Please check above for any further ideas: The dialogue is there already, see Prepare > Keys and Links > Add Comment The default (as now) is Cell, then (as now), Row, then Column, then Data Frame. We accept limitations in the initial "system" for Comments. a) We don't have anything special in the originating data frame that shows there is a comment. (That's the red triangle in Excel. It isn't so important for us as you don't even see all of a data frame in R-Instat.) b) We add a right-click to the current Column right-click. It is a single entry, possibly in a line by itself and perhaps just below the Levels-Labels. If a column is selected then it is a column comment. If a cell is selected, then it is for that cell. There are probably buttons at the top of the dialogue with Cell, Column, Row, Data Frame as the four options. c) If Data Frame is selected, then just the Data frame control is shown. In addition there is a new Comment: control. This is a multiline field - similar to the field in PICSA > PICSA Options see below:

image

d) If Column selected, then the "usual" data selector control with Data Frame and the Variables is chosen. Plus a single receiver. If right-click was used, then that variable is selected and put into the receiver. We have a number of right-click dialogues that do this, for example right-click > Duplicate Column

image

e) If Row (or Cell) are chosen, then we have a new section with the label Row and perhaps 4 controls inside. First has with label Key, then Value 1, Value 2 and possibly Value 3. If there is no key, then ok can't be enabled. (Our problem is that row numbers are not great for us.
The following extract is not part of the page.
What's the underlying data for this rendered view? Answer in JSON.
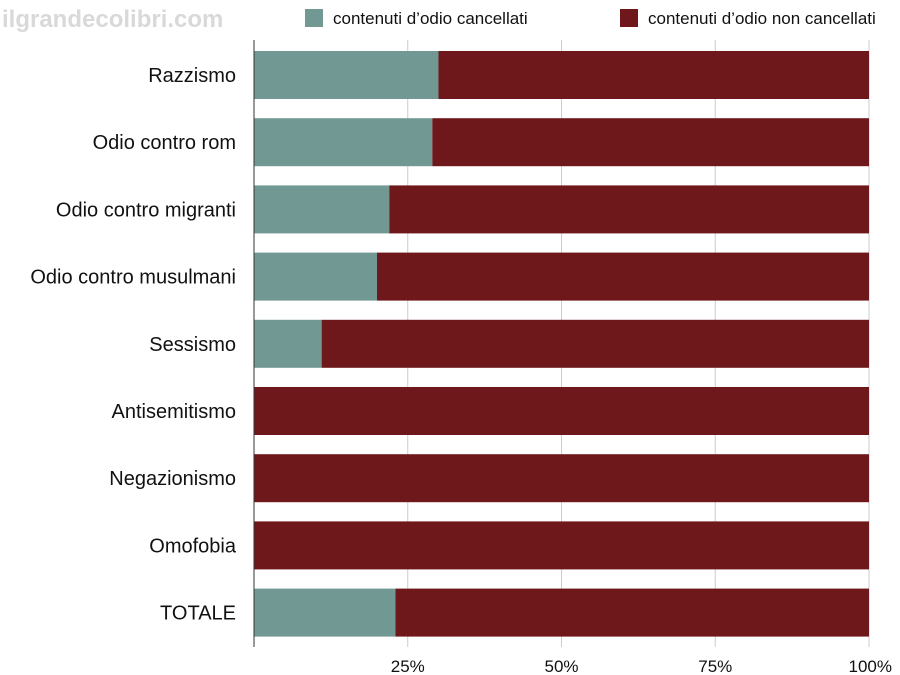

I would be happy with row numbers for now, instead, if we can get away with them (ask @volloholic ). But we assume that these comments need key fields. So I am suggesting the row controls show the values of the key fields.)

This will bring in another limitation of the initial system. I explain with the important initial use of the Comments, namely for the climatic data. Then there are one or two key fields, namely the station name and the date. In my example the key is called namedate, i.e. the names of the 2 key fields. So the Key contains the Key namedate. Then Key 1 might contain Agadez and Key 2 has 14/06/2011.

If this is the first Comment, then perhaps the sheet is made and the first row is completed. The name of the data frame might be .comment.? or _comment_

The fields are fixed. They are perhaps 1._frame_

  1. _column_
  2. _key_
  3. _value1_
  4. _value2_
  5. _value3_ (Though in the climatic example we might just have 2 value fields - see below.)
  6. _comment_

If the data frame already exists, then the next row is added.

There is one other limitation that we accept for now. The comment data frame assumes the key fields have the same structure from all data frames that provide comments in a given data book. So in the climatic example the first field is the name, so probably a factor and the second is a date. If comments are added from more sheets then this structure is the same. (The alternative is to allow any structure, but then the value fields m ight become character types to accommodate anything.)